Potentially groundbreaking research by the Tisch Multiple Sclerosis Research Center of New York (MSRCNY) will be presented on April 19 at the 68th American Academy of Neurology (AAN) Annual Meeting taking place in Vancouver, Canada. Dr. Saud A. Sadiq, director and chief research scientist at the Tisch center, will present results of a Phase 1 clinical trial of a stem cell therapy that showed promise in people with the progressive form of multiple sclerosis (MS).

Dr. Sadiq’s presentation, “Multiple Intrathecal Dosing of Neural Progenitors Administered to Progressive MS Patients with Disability Is Safe and Improves Disability Scores,” will reveal data from a novel stem cell treatment, which proved to be safe and well-tolerated in 13 of the 20 enrolled patients with progressive MS who completed the study. Importantly, serious adverse events were not observed. Minor adverse events included transient headache and/or fever, observed in 65 percent of the enrolled patients.

The treatment protocol, involving administration of autologous mesenchymal stem cell-derived neural progenitors (MSC-NPs), is an innovative technique that allows the delivery of brain-like neural cells within 30 minutes of harvesting. MSC-NPs are bone marrow-derived cells that have regeneration potential, and have been shown in preclinical studies in mouse models of MS to be able to improve neurological function and suppress inflammatory responses.

Researchers assessed this treatment in human subjects, and found that a subset of the patients enrolled experienced neurological improvements, including improvements in the Expanded Disability Status Scale (EDSS) and bladder function.

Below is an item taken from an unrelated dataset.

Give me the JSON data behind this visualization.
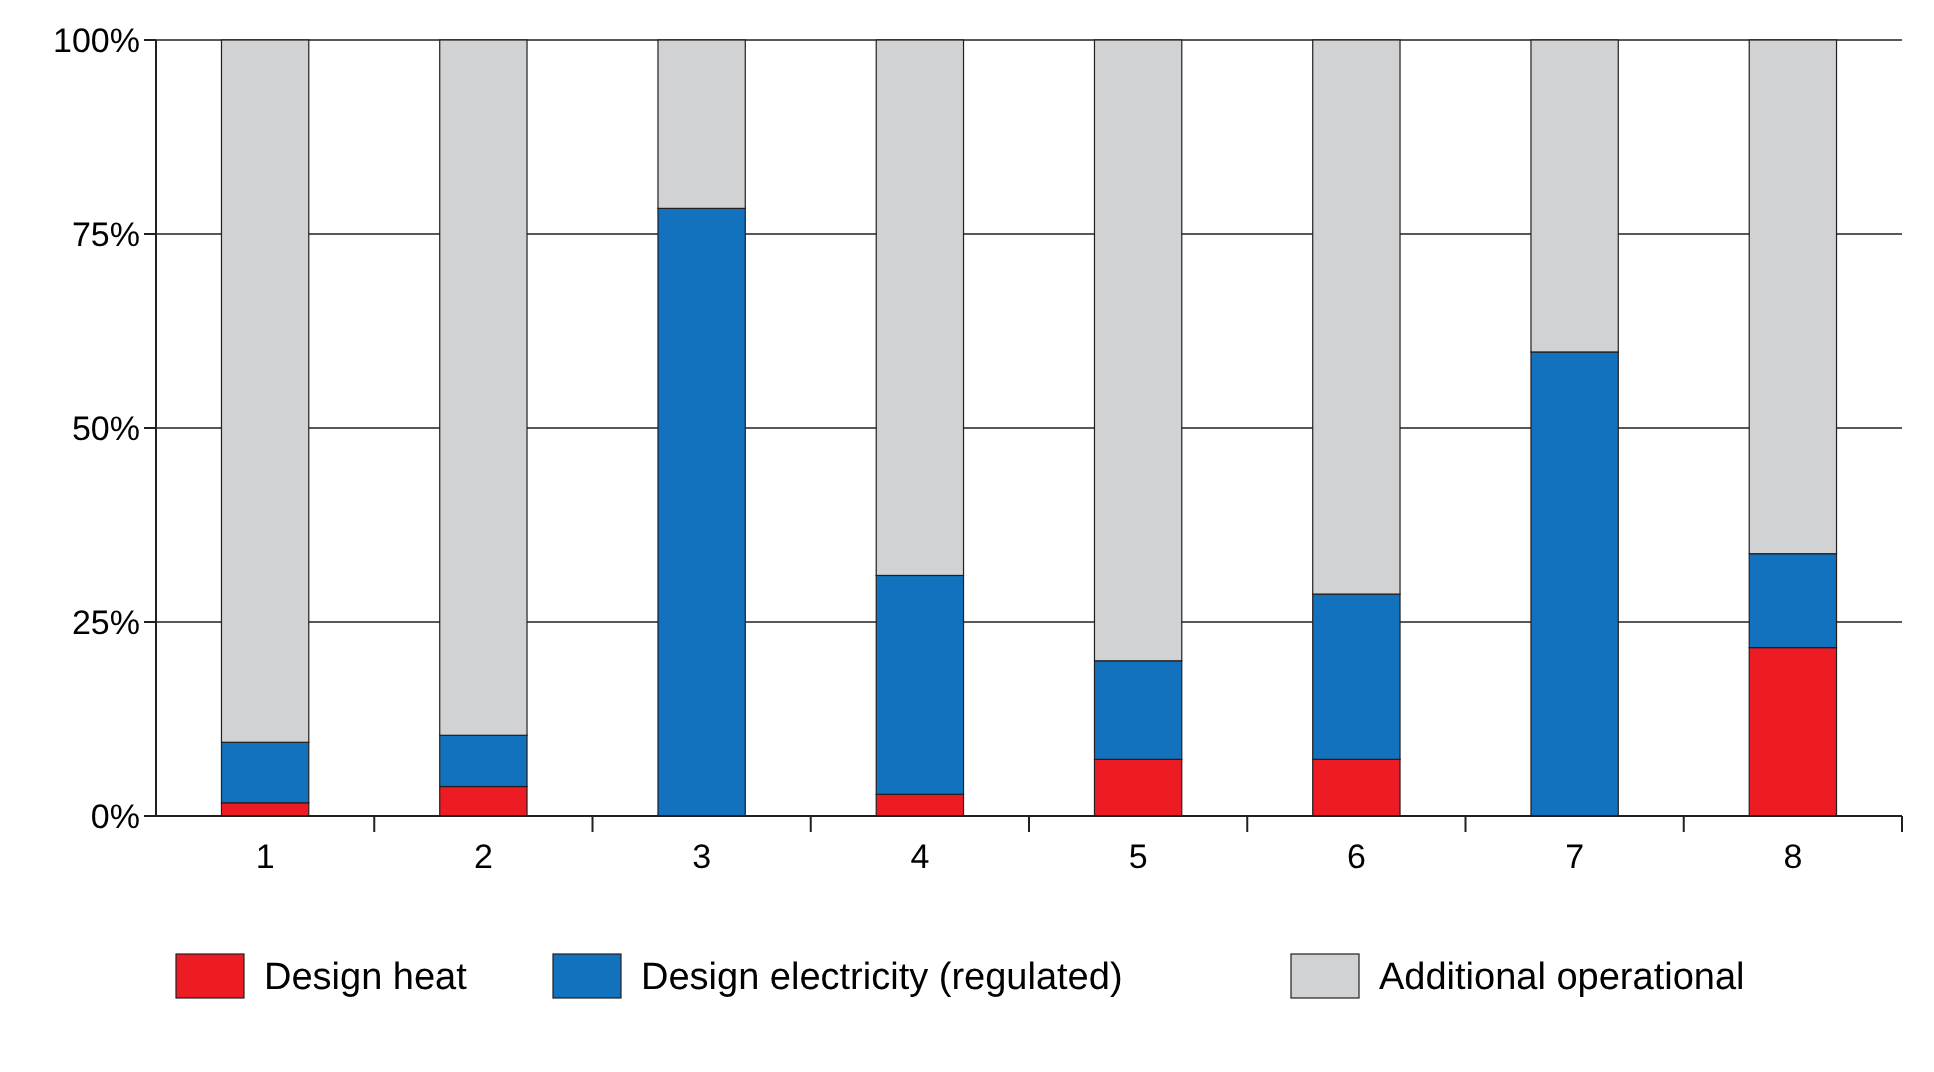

“Repair and regeneration is possible. We have a patient who no longer needs her cane, one who has transitioned from a motorized scooter to taking steps with a walker and another who has discontinued their bladder medication as those symptoms have dramatically improved. This is the first treatment that improves established disability in patients with progressive MS and shows us there is hope that a future treatment is possible,” said Dr. Sadiq in a Tisch MSRCNY news release.

Due to such promising results, the U.S. Food and Drug Administration (FDA) has advised the Tisch center to proceed to a Phase 2 study. Dr. Sadiq’s session on the Phase 1 trial, the first to test intrathecal (IT) administration of neural progenitors as a regenerative MS therapy, is titled “Remyelination and Repair in Multiple Sclerosis (MS) Data Blitz Presentations.”